Because of their generality, vouchers can be used in a wide range of applications. Below, we show how vouchers can be used to withdraw several types of assets.
Asset | Destination | Value | Payload |
---|---|---|---|
Ether | Recipient | Transfer amount (in Wei) | 0x |
ERC-20 | Token contract | 0 | transfer(address,uint256) |
ERC-721 | Token contract | 0 | safeTransferFrom(address,address,uint256) |
ERC-1155 (1 type) | Token contract | 0 | safeTransferFrom(address,address,uint256,uint256,data) |
ERC-1155 (2+ types) | Token contract | 0 | safeBatchTransferFrom(address,address,uint256[],uint256[],data) |
Notices are informational statements that can be proved on the base layer. They're emitted by the off-chain machine and contain a payload, in bytes. Application developers are free to explore different use cases for notices. Their generality and negligible cost of emission makes them a powerful tool for integrating with other applications. Similar to vouchers, notices can only be proved once they have been finalized on-chain and are accompanied by a validity proof. A chess application could, for example, emit a notice informing the underlying blockchain of the winner of a tournament. While that information is not necessarily "actionable", it could be used by other applications for different purposes.
This module is responsible for providing valid claims to applications, after reaching some form of consensus. The interface aims to be very generic, to accommodate many different consensus models. As of now, the following models have been implemented:
- Authority: managed by a single address, which has complete power over the consensus. Simple, yet quite vulnerable.

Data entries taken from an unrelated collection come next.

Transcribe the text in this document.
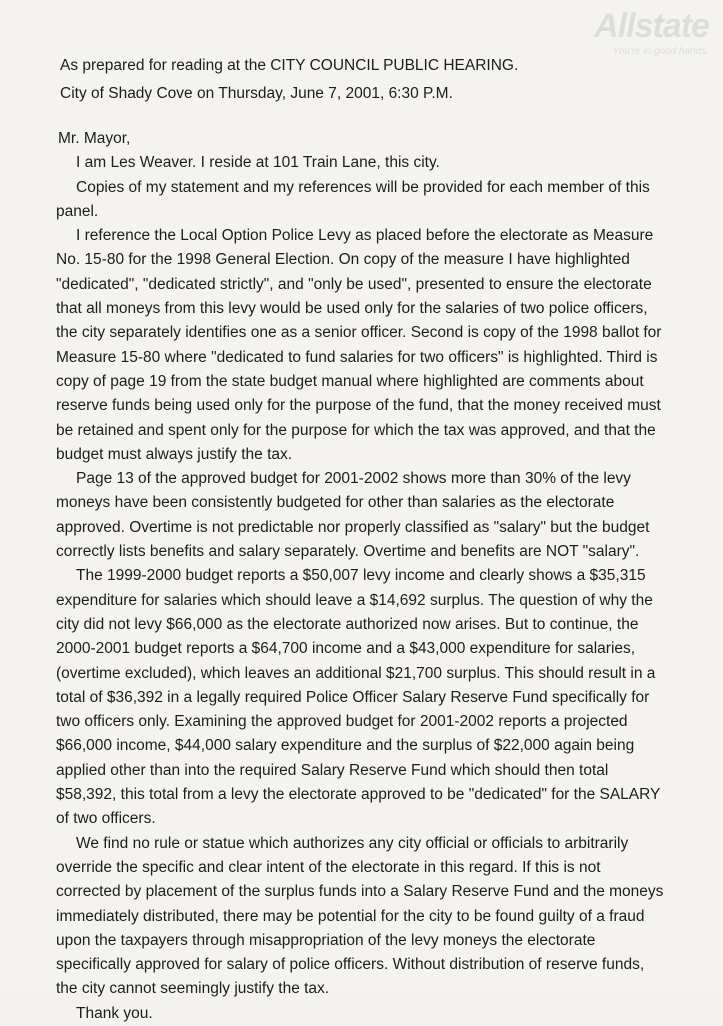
Allstate
You're in good hands.
As prepared for reading at the CITY COUNCIL PUBLIC HEARING.
City of Shady Cove on Thursday, June 7, 2001, 6:30 P.M.

Mr. Mayor,

I am Les Weaver. I reside at 101 Train Lane, this city.

Copies of my statement and my references will be provided for each member of this panel.

I reference the Local Option Police Levy as placed before the electorate as Measure No. 15-80 for the 1998 General Election. On copy of the measure I have highlighted "dedicated", "dedicated strictly", and "only be used", presented to ensure the electorate that all moneys from this levy would be used only for the salaries of two police officers, the city separately identifies one as a senior officer. Second is copy of the 1998 ballot for Measure 15-80 where "dedicated to fund salaries for two officers" is highlighted. Third is copy of page 19 from the state budget manual where highlighted are comments about reserve funds being used only for the purpose of the fund, that the money received must be retained and spent only for the purpose for which the tax was approved, and that the budget must always justify the tax.

Page 13 of the approved budget for 2001-2002 shows more than 30% of the levy moneys have been consistently budgeted for other than salaries as the electorate approved. Overtime is not predictable nor properly classified as "salary" but the budget correctly lists benefits and salary separately. Overtime and benefits are NOT "salary".

The 1999-2000 budget reports a $50,007 levy income and clearly shows a $35,315 expenditure for salaries which should leave a $14,692 surplus. The question of why the city did not levy $66,000 as the electorate authorized now arises. But to continue, the 2000-2001 budget reports a $64,700 income and a $43,000 expenditure for salaries, (overtime excluded), which leaves an additional $21,700 surplus. This should result in a total of $36,392 in a legally required Police Officer Salary Reserve Fund specifically for two officers only. Examining the approved budget for 2001-2002 reports a projected $66,000 income, $44,000 salary expenditure and the surplus of $22,000 again being applied other than into the required Salary Reserve Fund which should then total $58,392, this total from a levy the electorate approved to be "dedicated" for the SALARY of two officers.

We find no rule or statue which authorizes any city official or officials to arbitrarily override the specific and clear intent of the electorate in this regard. If this is not corrected by placement of the surplus funds into a Salary Reserve Fund and the moneys immediately distributed, there may be potential for the city to be found guilty of a fraud upon the taxpayers through misappropriation of the levy moneys the electorate specifically approved for salary of police officers. Without distribution of reserve funds, the city cannot seemingly justify the tax.

Thank you.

- Quorum: managed by a generally small, finite set of validators. Consensus is reached by power of the majority.
Some types of consensus may employ a dispute resolution mechanism.
Disputes occur when two or more validators disagree on the state of an application after an epoch.
This situation implies in dishonest behavior for two reasons.
First, the application runs on a deterministic virtual machine, which means that, for every input, there is only one possible output.
Second, the inputs are known and agreed upon beforehand, thanks to the InputBox
contract.
When such a situation happens, the dispute resolution mechanism employed by the consensus will trigger.
One such type of consensus is Dave, which is under active development.